Ich hätte mir denken können, dass auch Aston Villa irgendwann einmal in ernsthafte Abstiegsgefahr geraten könnte und den Gang in die Championship antreten muss. Die Art und Weise, wie es zustande gekommen ist, ist jedoch beängstigend. Die eigentliche Überraschung ist, dass es noch nicht früher passiert ist.

Die Mannschaft war gespickt mit großen Persönlichkeiten

Ich wechselte im Sommer 2000 zu den Villans, kurz nachdem der Klub im FA-Cup Finale dem FC Chelsea knapp unterlag. Die Mannschaft war gespickt mit großen Persönlichkeiten, und im selben Sommer kamen Luc Nilis, Alpay Ozalan und der Franzose, David Ginola hinzu – es sollte noch weiter nach oben gehen. 

»We are a big club«

Ich war Teil dieser Mannschaft und dennoch war ich zu Beginn auch Beobachter, weil ich zwar mit den Profis trainierte, am Wochenende aber meist auf der Bank oder Tribüne saß. Ich konnte sehen, wie die Hierarchie weiterhin funktionierte: die Nachwuchsspieler putzten den Profis nicht nur die Schuhe, ihnen war auch auf dem Platz eine klare Rolle zugeteilt, die sie brav befolgten.
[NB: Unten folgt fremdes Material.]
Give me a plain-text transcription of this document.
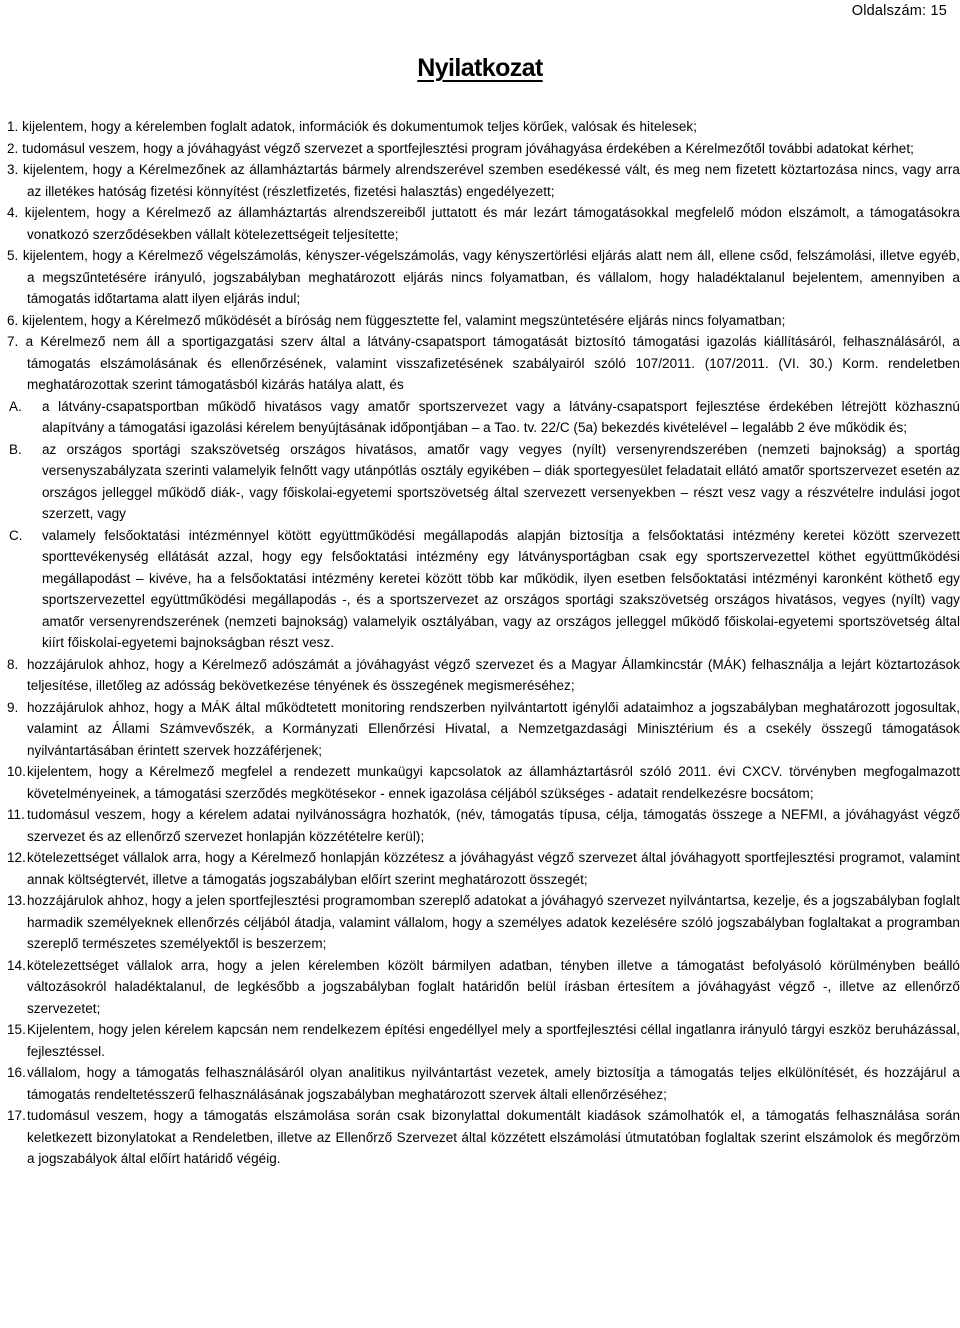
Oldalszám: 15
Nyilatkozat
1. kijelentem, hogy a kérelemben foglalt adatok, információk és dokumentumok teljes körűek, valósak és hitelesek;
2. tudomásul veszem, hogy a jóváhagyást végző szervezet a sportfejlesztési program jóváhagyása érdekében a Kérelmezőtől további adatokat kérhet;
3. kijelentem, hogy a Kérelmezőnek az államháztartás bármely alrendszerével szemben esedékessé vált, és meg nem fizetett köztartozása nincs, vagy arra az illetékes hatóság fizetési könnyítést (részletfizetés, fizetési halasztás) engedélyezett;
4. kijelentem, hogy a Kérelmező az államháztartás alrendszereiből juttatott és már lezárt támogatásokkal megfelelő módon elszámolt, a támogatásokra vonatkozó szerződésekben vállalt kötelezettségeit teljesítette;
5. kijelentem, hogy a Kérelmező végelszámolás, kényszer-végelszámolás, vagy kényszertörlési eljárás alatt nem áll, ellene csőd, felszámolási, illetve egyéb, a megszűntetésére irányuló, jogszabályban meghatározott eljárás nincs folyamatban, és vállalom, hogy haladéktalanul bejelentem, amennyiben a támogatás időtartama alatt ilyen eljárás indul;
6. kijelentem, hogy a Kérelmező működését a bíróság nem függesztette fel, valamint megszüntetésére eljárás nincs folyamatban;
7. a Kérelmező nem áll a sportigazgatási szerv által a látvány-csapatsport támogatását biztosító támogatási igazolás kiállításáról, felhasználásáról, a támogatás elszámolásának és ellenőrzésének, valamint visszafizetésének szabályairól szóló 107/2011. (107/2011. (VI. 30.) Korm. rendeletben meghatározottak szerint támogatásból kizárás hatálya alatt, és
A.	a látvány-csapatsportban működő hivatásos vagy amatőr sportszervezet vagy a látvány-csapatsport fejlesztése érdekében létrejött közhasznú alapítvány a támogatási igazolási kérelem benyújtásának időpontjában – a Tao. tv. 22/C (5a) bekezdés kivételével – legalább 2 éve működik és;
B.	az országos sportági szakszövetség országos hivatásos, amatőr vagy vegyes (nyílt) versenyrendszerében (nemzeti bajnokság) a sportág versenyszabályzata szerinti valamelyik felnőtt vagy utánpótlás osztály egyikében – diák sportegyesület feladatait ellátó amatőr sportszervezet esetén az országos jelleggel működő diák-, vagy főiskolai-egyetemi sportszövetség által szervezett versenyekben – részt vesz vagy a részvételre indulási jogot szerzett, vagy
C.	valamely felsőoktatási intézménnyel kötött együttműködési megállapodás alapján biztosítja a felsőoktatási intézmény keretei között szervezett sporttevékenység ellátását azzal, hogy egy felsőoktatási intézmény egy látványsportágban csak egy sportszervezettel köthet együttműködési megállapodást – kivéve, ha a felsőoktatási intézmény keretei között több kar működik, ilyen esetben felsőoktatási intézményi karonként köthető egy sportszervezettel együttműködési megállapodás -, és a sportszervezet az országos sportági szakszövetség országos hivatásos, vegyes (nyílt) vagy amatőr versenyrendszerének (nemzeti bajnokság) valamelyik osztályában, vagy az országos jelleggel működő főiskolai-egyetemi sportszövetség által kiírt főiskolai-egyetemi bajnokságban részt vesz.
8. hozzájárulok ahhoz, hogy a Kérelmező adószámát a jóváhagyást végző szervezet és a Magyar Államkincstár (MÁK) felhasználja a lejárt köztartozások teljesítése, illetőleg az adósság bekövetkezése tényének és összegének megismeréséhez;
9. hozzájárulok ahhoz, hogy a MÁK által működtetett monitoring rendszerben nyilvántartott igénylői adataimhoz a jogszabályban meghatározott jogosultak, valamint az Állami Számvevőszék, a Kormányzati Ellenőrzési Hivatal, a Nemzetgazdasági Minisztérium és a csekély összegű támogatások nyilvántartásában érintett szervek hozzáférjenek;
10. kijelentem, hogy a Kérelmező megfelel a rendezett munkaügyi kapcsolatok az államháztartásról szóló 2011. évi CXCV. törvényben megfogalmazott követelményeinek, a támogatási szerződés megkötésekor - ennek igazolása céljából szükséges - adatait rendelkezésre bocsátom;
11. tudomásul veszem, hogy a kérelem adatai nyilvánosságra hozhatók, (név, támogatás típusa, célja, támogatás összege a NEFMI, a jóváhagyást végző szervezet és az ellenőrző szervezet honlapján közzétételre kerül);
12. kötelezettséget vállalok arra, hogy a Kérelmező honlapján közzétesz a jóváhagyást végző szervezet által jóváhagyott sportfejlesztési programot, valamint annak költségtervét, illetve a támogatás jogszabályban előírt szerint meghatározott összegét;
13. hozzájárulok ahhoz, hogy a jelen sportfejlesztési programomban szereplő adatokat a jóváhagyó szervezet nyilvántartsa, kezelje, és a jogszabályban foglalt harmadik személyeknek ellenőrzés céljából átadja, valamint vállalom, hogy a személyes adatok kezelésére szóló jogszabályban foglaltakat a programban szereplő természetes személyektől is beszerzem;
14. kötelezettséget vállalok arra, hogy a jelen kérelemben közölt bármilyen adatban, tényben illetve a támogatást befolyásoló körülményben beálló változásokról haladéktalanul, de legkésőbb a jogszabályban foglalt határidőn belül írásban értesítem a jóváhagyást végző -, illetve az ellenőrző szervezetet;
15. Kijelentem, hogy jelen kérelem kapcsán nem rendelkezem építési engedéllyel mely a sportfejlesztési céllal ingatlanra irányuló tárgyi eszköz beruházással, fejlesztéssel.
16. vállalom, hogy a támogatás felhasználásáról olyan analitikus nyilvántartást vezetek, amely biztosítja a támogatás teljes elkülönítését, és hozzájárul a támogatás rendeltetésszerű felhasználásának jogszabályban meghatározott szervek általi ellenőrzéséhez;
17. tudomásul veszem, hogy a támogatás elszámolása során csak bizonylattal dokumentált kiadások számolhatók el, a támogatás felhasználása során keletkezett bizonylatokat a Rendeletben, illetve az Ellenőrző Szervezet által közzétett elszámolási útmutatóban foglaltak szerint elszámolok és megőrzöm a jogszabályok által előírt határidő végéig.
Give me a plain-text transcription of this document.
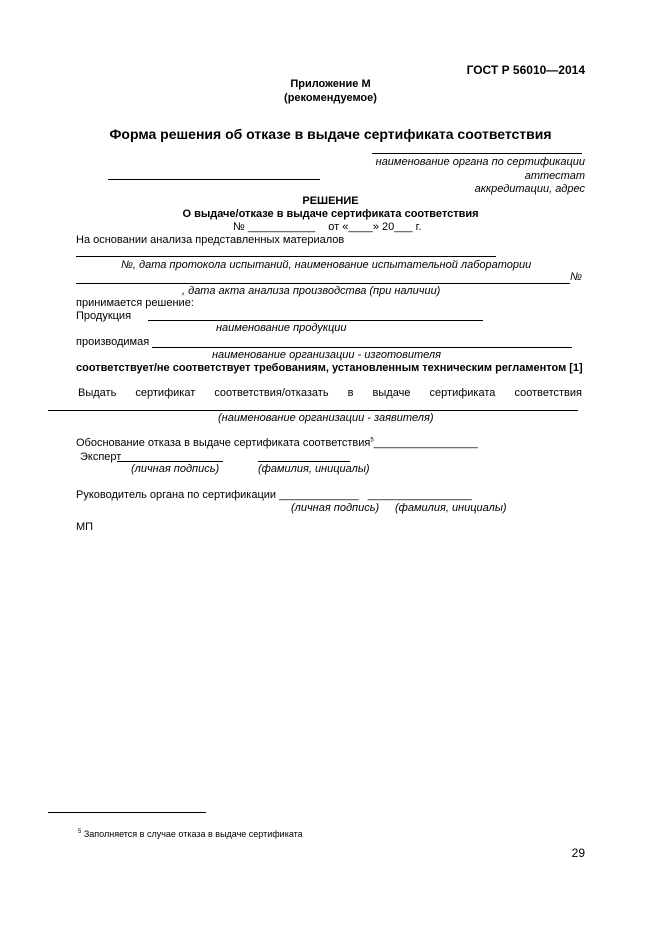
ГОСТ Р 56010—2014
Приложение М
(рекомендуемое)
Форма решения об отказе в выдаче сертификата соответствия
наименование органа по сертификации
аттестат
аккредитации, адрес
РЕШЕНИЕ
О выдаче/отказе в выдаче сертификата соответствия
№ ___________ от «____» 20___ г.
На основании анализа представленных материалов
№, дата протокола испытаний, наименование испытательной лаборатории
№
, дата акта анализа производства (при наличии)
принимается решение:
Продукция
наименование продукции
производимая
наименование организации - изготовителя
соответствует/не соответствует требованиям, установленным техническим регламентом [1]
Выдать сертификат соответствия/отказать в выдаче сертификата соответствия
(наименование организации - заявителя)
Обоснование отказа в выдаче сертификата соответствия$^5$_________________
Эксперт
(личная подпись)	(фамилия, инициалы)
Руководитель органа по сертификации _____________ _________________
(личная подпись) (фамилия, инициалы)
МП
$^5$ Заполняется в случае отказа в выдаче сертификата
29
An der Spitze des Vereins bestimmte Doug Ellis die Geschicke. Nicht immer zur Zufriedenheit aller Fans, aber man konnte sich darauf verlassen, dass er stets im Sinne des Vereins handelte. In meinen fünf Jahren bei Aston Villa landeten wir viermal in der oberen Tabellenhälfte. Aston Villa gehörte einfach zum Inventar der Premier League und wer lange genug dabei war, wusste, »we are a big club«.